Syndicats et salariés d’Auchan attendent avec fébrilité la tenue de trois comités sociaux et économiques extraordinaires mardi dans le Nord, qui pourraient menacer jusqu’à un millier d’emplois, sur fond d’essoufflement du modèle-maison des grands hypermarchés.
Ces trois CSE concernent Auchan Retail France, Auchan Retail International et la direction des achats internationaux. Ces instances représentent au total quelque 4000 emplois, mais ne concernent uniquement les services d’appui (DSI, finance, corporate…) et excluent donc les magasins.

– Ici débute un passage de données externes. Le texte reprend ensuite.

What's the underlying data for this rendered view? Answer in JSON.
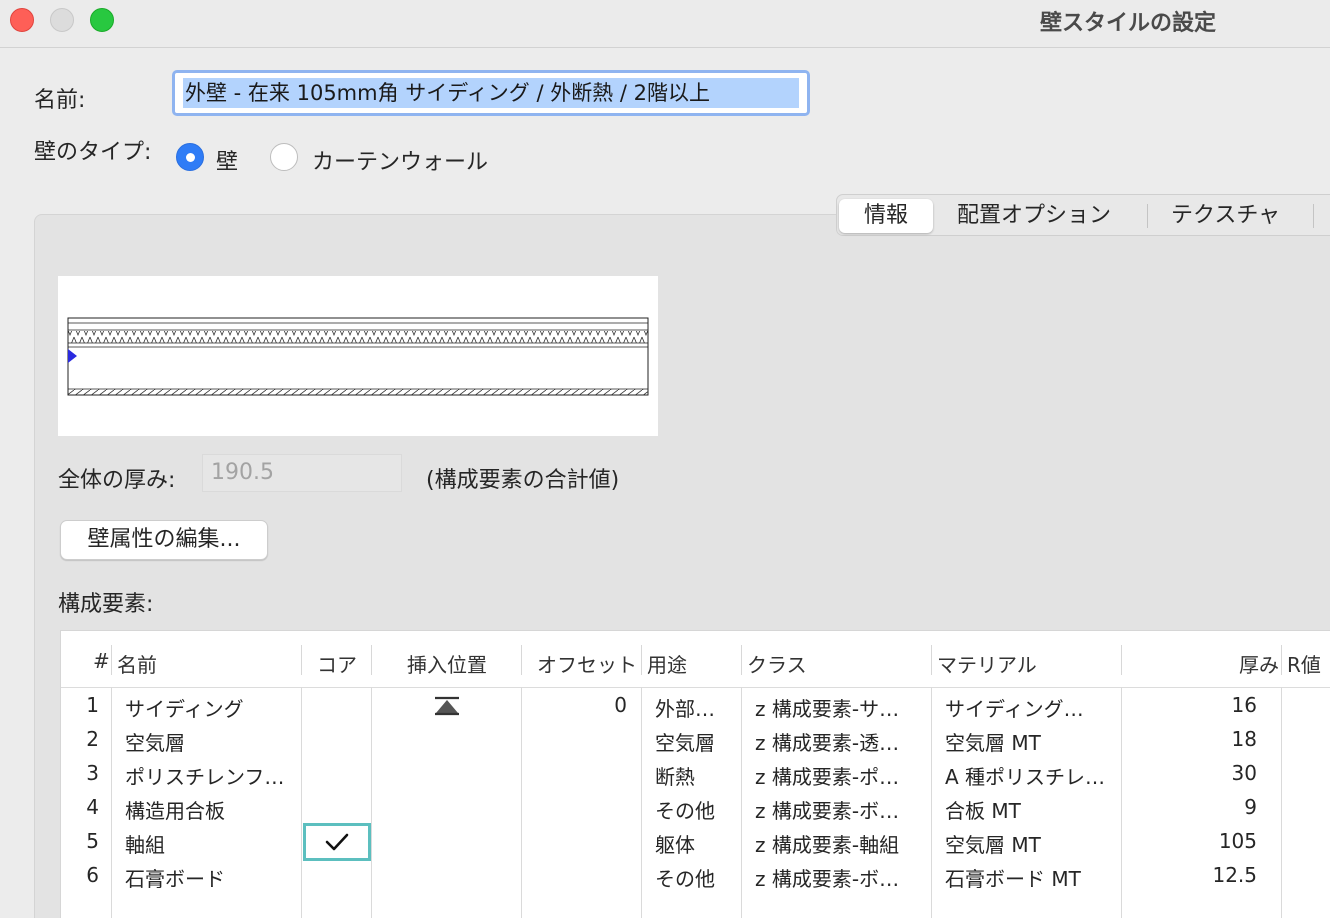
{
  "window": {
    "title": "壁スタイルの設定"
  },
  "form": {
    "name_label": "名前:",
    "name_value": "外壁 - 在来 105mm角 サイディング / 外断熱 / 2階以上",
    "type_label": "壁のタイプ:",
    "type_option_wall": "壁",
    "type_option_curtain": "カーテンウォール",
    "type_selected": "壁"
  },
  "tabs": [
    {
      "label": "情報",
      "active": true
    },
    {
      "label": "配置オプション",
      "active": false
    },
    {
      "label": "テクスチャ",
      "active": false
    }
  ],
  "thickness": {
    "label": "全体の厚み:",
    "value": "190.5",
    "note": "(構成要素の合計値)"
  },
  "edit_button": "壁属性の編集...",
  "components_label": "構成要素:",
  "table": {
    "headers": [
      "#",
      "名前",
      "コア",
      "挿入位置",
      "オフセット",
      "用途",
      "クラス",
      "マテリアル",
      "厚み",
      "R値"
    ],
    "rows": [
      {
        "num": "1",
        "name": "サイディング",
        "core": false,
        "offset": "0",
        "use": "外部…",
        "cls": "z 構成要素-サ…",
        "material": "サイディング…",
        "thick": "16"
      },
      {
        "num": "2",
        "name": "空気層",
        "core": false,
        "offset": "",
        "use": "空気層",
        "cls": "z 構成要素-透…",
        "material": "空気層 MT",
        "thick": "18"
      },
      {
        "num": "3",
        "name": "ポリスチレンフ…",
        "core": false,
        "offset": "",
        "use": "断熱",
        "cls": "z 構成要素-ポ…",
        "material": "A 種ポリスチレ…",
        "thick": "30"
      },
      {
        "num": "4",
        "name": "構造用合板",
        "core": false,
        "offset": "",
        "use": "その他",
        "cls": "z 構成要素-ボ…",
        "material": "合板 MT",
        "thick": "9"
      },
      {
        "num": "5",
        "name": "軸組",
        "core": true,
        "offset": "",
        "use": "躯体",
        "cls": "z 構成要素-軸組",
        "material": "空気層 MT",
        "thick": "105"
      },
      {
        "num": "6",
        "name": "石膏ボード",
        "core": false,
        "offset": "",
        "use": "その他",
        "cls": "z 構成要素-ボ…",
        "material": "石膏ボード MT",
        "thick": "12.5"
      }
    ],
    "check_glyph": "✓"
  },
  "colors": {
    "accent": "#2f7cf6",
    "selection": "#b3d3fd",
    "focus_ring": "#5cbfbf"
  }
}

« Les salariés aujourd’hui se demandent qui sera concerné », a déclaré Bruno Delaye, délégué CFTC, qui n’a eu, comme les autres syndicats, aucune confirmation de l’objet de la réunion, la direction se bornant à évoquer « un point sur la situation de l’entreprise et ses projets ».
De son côté, la CFDT a évoqué un plan de départs volontaires qui concernerait « moins de 1000 personnes ». « Nous sommes fermement décidés à négocier », avec l’objectif de « créer des passerelles entre les différentes entités du groupe » Mulliez afin de proposer une alternative aux salariés concernés, a indiqué Guy Laplatine, délégué syndical CFDT pour le groupe Auchan Retail France.
Le 6 janvier, la direction avait reçu à Villeneuve d’Ascq (Nord) des représentants syndicaux (CFTC, CFE-CGC, CFDT, FO, CGT) sans qu’aucune information n’en ressorte. Quelques jours plus tôt, la CGT avait indiqué avoir sollicité la direction après avoir reçu des informations de presse évoquant un plan de départs volontaires dans l’entreprise pour une cible de 1000 personnes.
Le groupe de distribution, en difficulté, avait déjà lancé un premier volet de son plan de « redressement » au printemps 2019, avec la cession de 21 sites concernant potentiellement entre 700 et 800 salariés. En juillet, la direction avait affirmé avoir trouvé des repreneurs pour dix des sites mis en vente.
Les hypermarchés représentent 80% de l’activité
« Auchan Retail est l’une des enseignes françaises qui est la plus exposée aux hypermarchés : l’essentiel de son activité repose sur ce modèle, à 75–80% environ », rappelle un expert du secteur qui a souhaité rester anonyme.
Or c’est ce format qui connaît le plus de problèmes « d’attraction » depuis quelques années, les consommateurs se tournant de plus en plus pour leurs courses vers des points de vente plus petits, type supermarché, de plus en plus proches de chez eux et plus spécialisés, et internet.
Selon le dernier pointage du panéliste Kantar, le groupe Auchan pèse 10,1% de parts de marché dans la grande distribution en France, derrière Leclerc, Carrefour, Intermarché, Système U et le groupe Casino, en recul de 0,8 point en quatre ans, « ce qui peut sembler peu mais comme le marché est énorme, ce n’est pas anodin », précise Frédéric Valette, expert distribution chez Kantar WorldPanel.
« Enorme dette » et changement de cadres
Le groupe accuse également « une énorme dette (5,2 milliards au 30 juin 2019) qui paralyse l’enseigne », l’empêchant notamment d’investir, souligne notre expert anonyme. « L’une des illustrations de ce »malaise", c’est qu’il y a eu pas mal de changements ces derniers temps au sein du management et les équipes ne semblent pas avoir mesuré le niveau d’urgence dans lequel se trouvait la société".
« Il y a aujourd’hui une interrogation de la part » de salariés « désabusés par ces réorganisations successives », confirme M. Delaye, évoquant « une vraie interpellation sur ce qu’on savait faire et qu’on ne sait plus faire aujourd’hui. »
Le groupe avait notamment annoncé fin août qu’il visait des économies de coûts de 1,1 milliard d’euros en année pleine d’ici à 2022. Contrairement à ce qu’il avait annoncé, aucune communication sur ces économies n’avait été rendue publique fin 2019.
Propriété de l’Association familiale Mulliez (AFM), Auchan Holding a enregistré une perte nette de 1,145 milliard d’euros pour l’ensemble de l’année 2018.